Morning Sea Fog at Conrad Beach, Nova Scotia

Friday, July 14, 2017

The Zen of Not Knowing

     "Beginner’s mind is Zen practice in action. It is the mind that is innocent of preconceptions and expectations, judgments and prejudices. Beginner’s mind is just present to explore and observe and see 'things as they are.' I think of beginner’s mind as the mind that faces life like a small child, full of curiosity and wonder and amazement. 'I wonder what this is? I wonder what that is? I wonder what this means?' Without approaching things with a fixed point of view or a prior judgment, just asking 'What is it?'"
       Zenkei Blanche Hartman. "Seeds for a Boundless Life: Zen Teachings from the Heart." Shambhala, 2015. 

Photograph by David A. Lovas

Monday, July 10, 2017

Transcending Extreme Views

     We live in a time of partisanship: bias, prejudice, one-sidedness, discrimination, favoritism, partiality, sectarianism, factionalism. Vicious reflex aversion or frenzied blind support for topics ranging from politics, economics, religion, sex, gender, even sports, is based NOT on careful analysis of evidence, BUT solely on identification with certain groups. If "one of us" is criticized, no matter how justly, we immediately react as if it were a life-threatening personal attack. Yet it's just our ego being criticized.
     There is a much more nuanced, wiser & healthier approach:

     “Sympathizing with (extreme ends of a) perspective is easy; walking the knife-edge between them is more difficult. Can we employ each viewpoint to interrogate the other, without accepting either perspective as absolute? Such an approach can be discomforting because it is so destabilizing: what remains of one’s own standpoint? This process invokes the understanding of Buddhist practice … which emphasizes the realization of ‘nondwelling mind”: a mind that does not identify with any particular forms, including thought-forms such as ideologies, whether religious or secular.”
        David R. Loy. “A New Buddhist Path. Enlightenment Evolution and Ethics in the Modern World.” Wisdom Publications, 2015.
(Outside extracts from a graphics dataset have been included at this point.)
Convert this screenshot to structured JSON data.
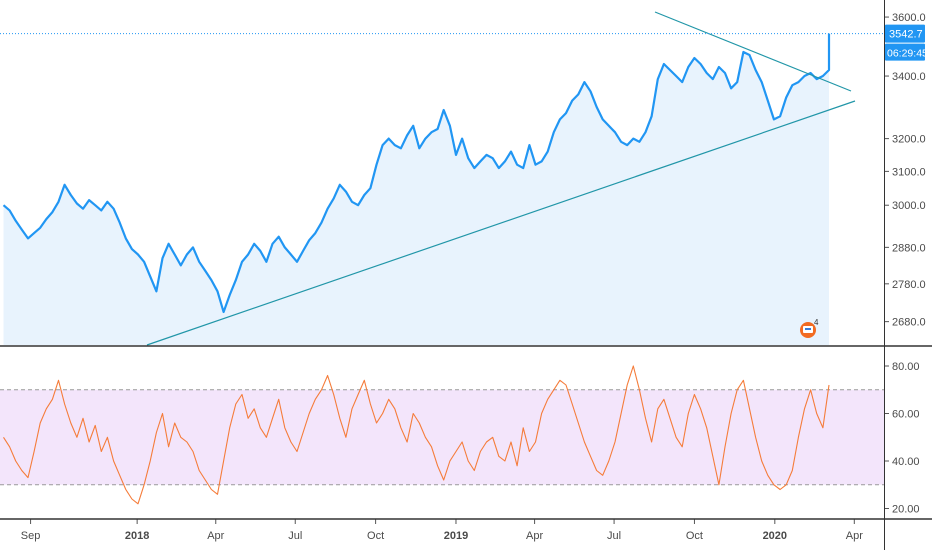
{
  "colors": {
    "price_line": "#2196f3",
    "price_area": "#e8f3fd",
    "trendline": "#2196a8",
    "rsi_line": "#f57c3a",
    "rsi_band": "#f3e5fb",
    "last_price_tag": "#2196f3",
    "axis_text": "#4a4a4a"
  },
  "icons": {
    "event_marker": "earnings-event-icon"
  },
  "event_marker_label": "4",
  "chart_data": [
    {
      "type": "line",
      "name": "price",
      "yscale": "log",
      "ylim": [
        2620,
        3660
      ],
      "y_ticks": [
        "3600.0",
        "3400.0",
        "3200.0",
        "3100.0",
        "3000.0",
        "2880.0",
        "2780.0",
        "2680.0"
      ],
      "y_tick_values": [
        3600,
        3400,
        3200,
        3100,
        3000,
        2880,
        2780,
        2680
      ],
      "x_ticks": [
        "Sep",
        "2018",
        "Apr",
        "Jul",
        "Oct",
        "2019",
        "Apr",
        "Jul",
        "Oct",
        "2020",
        "Apr"
      ],
      "x_tick_dates": [
        "2017-09-01",
        "2018-01-01",
        "2018-04-01",
        "2018-07-01",
        "2018-10-01",
        "2019-01-01",
        "2019-04-01",
        "2019-07-01",
        "2019-10-01",
        "2020-01-01",
        "2020-04-01"
      ],
      "last_price": 3542.7,
      "last_price_label": "3542.7",
      "countdown_label": "06:29:45",
      "series": [
        {
          "x": [
            "2017-08-01",
            "2017-08-08",
            "2017-08-15",
            "2017-08-22",
            "2017-08-29",
            "2017-09-05",
            "2017-09-12",
            "2017-09-19",
            "2017-09-26",
            "2017-10-03",
            "2017-10-10",
            "2017-10-17",
            "2017-10-24",
            "2017-10-31",
            "2017-11-07",
            "2017-11-14",
            "2017-11-21",
            "2017-11-28",
            "2017-12-05",
            "2017-12-12",
            "2017-12-19",
            "2017-12-26",
            "2018-01-02",
            "2018-01-09",
            "2018-01-16",
            "2018-01-23",
            "2018-01-30",
            "2018-02-06",
            "2018-02-13",
            "2018-02-20",
            "2018-02-27",
            "2018-03-06",
            "2018-03-13",
            "2018-03-20",
            "2018-03-27",
            "2018-04-03",
            "2018-04-10",
            "2018-04-17",
            "2018-04-24",
            "2018-05-01",
            "2018-05-08",
            "2018-05-15",
            "2018-05-22",
            "2018-05-29",
            "2018-06-05",
            "2018-06-12",
            "2018-06-19",
            "2018-06-26",
            "2018-07-03",
            "2018-07-10",
            "2018-07-17",
            "2018-07-24",
            "2018-07-31",
            "2018-08-07",
            "2018-08-14",
            "2018-08-21",
            "2018-08-28",
            "2018-09-04",
            "2018-09-11",
            "2018-09-18",
            "2018-09-25",
            "2018-10-02",
            "2018-10-09",
            "2018-10-16",
            "2018-10-23",
            "2018-10-30",
            "2018-11-06",
            "2018-11-13",
            "2018-11-20",
            "2018-11-27",
            "2018-12-04",
            "2018-12-11",
            "2018-12-18",
            "2018-12-25",
            "2019-01-01",
            "2019-01-08",
            "2019-01-15",
            "2019-01-22",
            "2019-01-29",
            "2019-02-05",
            "2019-02-12",
            "2019-02-19",
            "2019-02-26",
            "2019-03-05",
            "2019-03-12",
            "2019-03-19",
            "2019-03-26",
            "2019-04-02",
            "2019-04-09",
            "2019-04-16",
            "2019-04-23",
            "2019-04-30",
            "2019-05-07",
            "2019-05-14",
            "2019-05-21",
            "2019-05-28",
            "2019-06-04",
            "2019-06-11",
            "2019-06-18",
            "2019-06-25",
            "2019-07-02",
            "2019-07-09",
            "2019-07-16",
            "2019-07-23",
            "2019-07-30",
            "2019-08-06",
            "2019-08-13",
            "2019-08-20",
            "2019-08-27",
            "2019-09-03",
            "2019-09-10",
            "2019-09-17",
            "2019-09-24",
            "2019-10-01",
            "2019-10-08",
            "2019-10-15",
            "2019-10-22",
            "2019-10-29",
            "2019-11-05",
            "2019-11-12",
            "2019-11-19",
            "2019-11-26",
            "2019-12-03",
            "2019-12-10",
            "2019-12-17",
            "2019-12-24",
            "2019-12-31",
            "2020-01-07",
            "2020-01-14",
            "2020-01-21",
            "2020-01-28",
            "2020-02-04",
            "2020-02-11",
            "2020-02-18",
            "2020-02-25",
            "2020-03-03"
          ],
          "values": [
            3000,
            2985,
            2955,
            2930,
            2905,
            2920,
            2935,
            2960,
            2980,
            3010,
            3060,
            3030,
            3005,
            2990,
            3015,
            3000,
            2985,
            3010,
            2990,
            2950,
            2905,
            2875,
            2860,
            2840,
            2800,
            2760,
            2850,
            2890,
            2860,
            2830,
            2860,
            2880,
            2840,
            2815,
            2790,
            2760,
            2705,
            2750,
            2790,
            2840,
            2860,
            2890,
            2870,
            2840,
            2890,
            2910,
            2880,
            2860,
            2840,
            2870,
            2900,
            2920,
            2950,
            2990,
            3020,
            3060,
            3040,
            3010,
            3000,
            3030,
            3050,
            3120,
            3180,
            3200,
            3180,
            3170,
            3210,
            3240,
            3170,
            3200,
            3220,
            3230,
            3290,
            3240,
            3150,
            3200,
            3140,
            3110,
            3130,
            3150,
            3140,
            3110,
            3130,
            3160,
            3120,
            3110,
            3180,
            3120,
            3130,
            3160,
            3220,
            3260,
            3280,
            3320,
            3340,
            3380,
            3350,
            3300,
            3260,
            3240,
            3220,
            3190,
            3180,
            3200,
            3190,
            3220,
            3270,
            3390,
            3440,
            3420,
            3400,
            3380,
            3430,
            3460,
            3440,
            3410,
            3390,
            3430,
            3410,
            3360,
            3380,
            3480,
            3470,
            3420,
            3380,
            3320,
            3260,
            3270,
            3330,
            3370,
            3380,
            3400,
            3410,
            3390,
            3400,
            3420
          ]
        }
      ]
    },
    {
      "type": "line",
      "name": "rsi",
      "ylim": [
        16,
        88
      ],
      "y_ticks": [
        "80.00",
        "60.00",
        "40.00",
        "20.00"
      ],
      "y_tick_values": [
        80,
        60,
        40,
        20
      ],
      "bands": [
        70,
        30
      ],
      "series": [
        {
          "x": [
            "2017-08-01",
            "2017-08-08",
            "2017-08-15",
            "2017-08-22",
            "2017-08-29",
            "2017-09-05",
            "2017-09-12",
            "2017-09-19",
            "2017-09-26",
            "2017-10-03",
            "2017-10-10",
            "2017-10-17",
            "2017-10-24",
            "2017-10-31",
            "2017-11-07",
            "2017-11-14",
            "2017-11-21",
            "2017-11-28",
            "2017-12-05",
            "2017-12-12",
            "2017-12-19",
            "2017-12-26",
            "2018-01-02",
            "2018-01-09",
            "2018-01-16",
            "2018-01-23",
            "2018-01-30",
            "2018-02-06",
            "2018-02-13",
            "2018-02-20",
            "2018-02-27",
            "2018-03-06",
            "2018-03-13",
            "2018-03-20",
            "2018-03-27",
            "2018-04-03",
            "2018-04-10",
            "2018-04-17",
            "2018-04-24",
            "2018-05-01",
            "2018-05-08",
            "2018-05-15",
            "2018-05-22",
            "2018-05-29",
            "2018-06-05",
            "2018-06-12",
            "2018-06-19",
            "2018-06-26",
            "2018-07-03",
            "2018-07-10",
            "2018-07-17",
            "2018-07-24",
            "2018-07-31",
            "2018-08-07",
            "2018-08-14",
            "2018-08-21",
            "2018-08-28",
            "2018-09-04",
            "2018-09-11",
            "2018-09-18",
            "2018-09-25",
            "2018-10-02",
            "2018-10-09",
            "2018-10-16",
            "2018-10-23",
            "2018-10-30",
            "2018-11-06",
            "2018-11-13",
            "2018-11-20",
            "2018-11-27",
            "2018-12-04",
            "2018-12-11",
            "2018-12-18",
            "2018-12-25",
            "2019-01-01",
            "2019-01-08",
            "2019-01-15",
            "2019-01-22",
            "2019-01-29",
            "2019-02-05",
            "2019-02-12",
            "2019-02-19",
            "2019-02-26",
            "2019-03-05",
            "2019-03-12",
            "2019-03-19",
            "2019-03-26",
            "2019-04-02",
            "2019-04-09",
            "2019-04-16",
            "2019-04-23",
            "2019-04-30",
            "2019-05-07",
            "2019-05-14",
            "2019-05-21",
            "2019-05-28",
            "2019-06-04",
            "2019-06-11",
            "2019-06-18",
            "2019-06-25",
            "2019-07-02",
            "2019-07-09",
            "2019-07-16",
            "2019-07-23",
            "2019-07-30",
            "2019-08-06",
            "2019-08-13",
            "2019-08-20",
            "2019-08-27",
            "2019-09-03",
            "2019-09-10",
            "2019-09-17",
            "2019-09-24",
            "2019-10-01",
            "2019-10-08",
            "2019-10-15",
            "2019-10-22",
            "2019-10-29",
            "2019-11-05",
            "2019-11-12",
            "2019-11-19",
            "2019-11-26",
            "2019-12-03",
            "2019-12-10",
            "2019-12-17",
            "2019-12-24",
            "2019-12-31",
            "2020-01-07",
            "2020-01-14",
            "2020-01-21",
            "2020-01-28",
            "2020-02-04",
            "2020-02-11",
            "2020-02-18",
            "2020-02-25",
            "2020-03-03"
          ],
          "values": [
            50,
            46,
            40,
            36,
            33,
            44,
            56,
            62,
            66,
            74,
            64,
            56,
            50,
            58,
            48,
            55,
            44,
            50,
            40,
            34,
            28,
            24,
            22,
            30,
            40,
            52,
            60,
            46,
            56,
            50,
            48,
            44,
            36,
            32,
            28,
            26,
            40,
            54,
            64,
            68,
            58,
            62,
            54,
            50,
            58,
            66,
            54,
            48,
            44,
            52,
            60,
            66,
            70,
            76,
            68,
            58,
            50,
            62,
            68,
            74,
            64,
            56,
            60,
            66,
            62,
            54,
            48,
            60,
            56,
            50,
            46,
            38,
            32,
            40,
            44,
            48,
            40,
            36,
            44,
            48,
            50,
            42,
            40,
            48,
            38,
            54,
            44,
            48,
            60,
            66,
            70,
            74,
            72,
            64,
            56,
            48,
            42,
            36,
            34,
            40,
            48,
            60,
            72,
            80,
            70,
            58,
            48,
            62,
            66,
            58,
            50,
            46,
            60,
            68,
            62,
            54,
            42,
            30,
            46,
            60,
            70,
            74,
            62,
            50,
            40,
            34,
            30,
            28,
            30,
            36,
            50,
            62,
            70,
            60,
            54,
            72
          ]
        }
      ]
    }
  ]
}
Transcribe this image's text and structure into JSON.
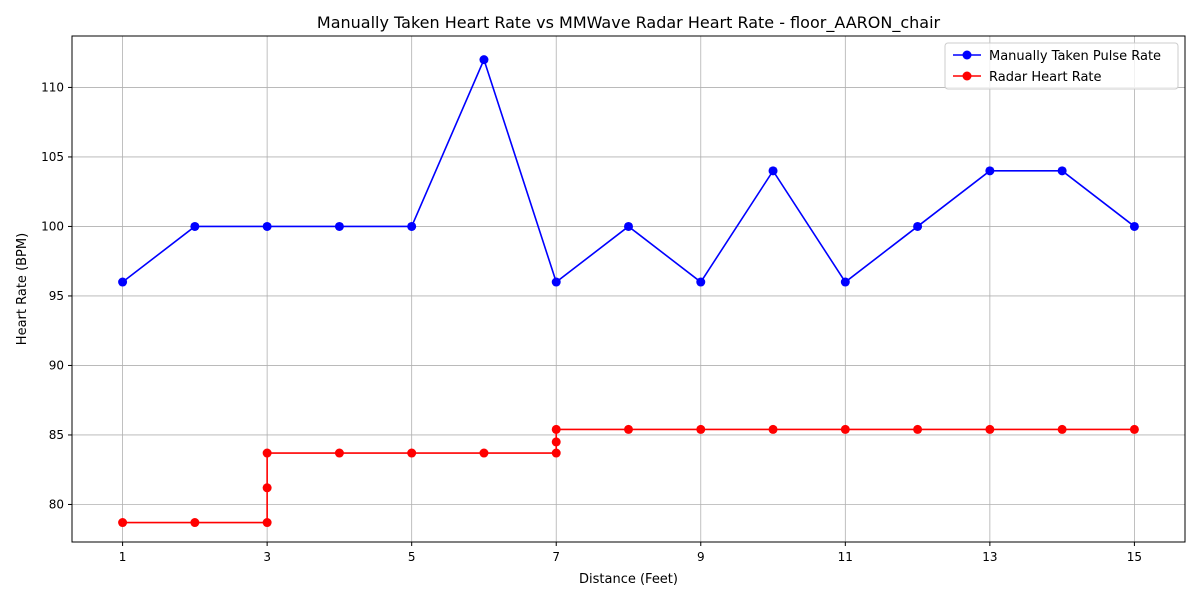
{
  "chart_data": {
    "type": "line",
    "title": "Manually Taken Heart Rate vs MMWave Radar Heart Rate - floor_AARON_chair",
    "xlabel": "Distance (Feet)",
    "ylabel": "Heart Rate (BPM)",
    "xlim": [
      0.3,
      15.7
    ],
    "ylim": [
      77.3,
      113.7
    ],
    "xticks": [
      1,
      3,
      5,
      7,
      9,
      11,
      13,
      15
    ],
    "yticks": [
      80,
      85,
      90,
      95,
      100,
      105,
      110
    ],
    "grid": true,
    "legend_position": "top-right",
    "series": [
      {
        "name": "Manually Taken Pulse Rate",
        "color": "#0000ff",
        "marker": "circle",
        "x": [
          1,
          2,
          3,
          4,
          5,
          6,
          7,
          8,
          9,
          10,
          11,
          12,
          13,
          14,
          15
        ],
        "y": [
          96,
          100,
          100,
          100,
          100,
          112,
          96,
          100,
          96,
          104,
          96,
          100,
          104,
          104,
          100
        ]
      },
      {
        "name": "Radar Heart Rate",
        "color": "#ff0000",
        "marker": "circle",
        "x": [
          1,
          2,
          3,
          3,
          3,
          4,
          5,
          6,
          7,
          7,
          7,
          8,
          9,
          10,
          11,
          12,
          13,
          14,
          15
        ],
        "y": [
          78.7,
          78.7,
          78.7,
          81.2,
          83.7,
          83.7,
          83.7,
          83.7,
          83.7,
          84.5,
          85.4,
          85.4,
          85.4,
          85.4,
          85.4,
          85.4,
          85.4,
          85.4,
          85.4
        ]
      }
    ]
  }
}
Soccer Hooligans - Getty Images

Friday, July 7, 2017

What If?

     If creative imagination materialized continuously, in real-time, each piece of material could perceive only "self" - who or what they are. Might not myriad pieces of material mistakenly assume separate individual identities, forgetting their true identity, nature or origin?
     But what if the materials began to realize that their properties were impermanence, unsatisfactoriness & not-self?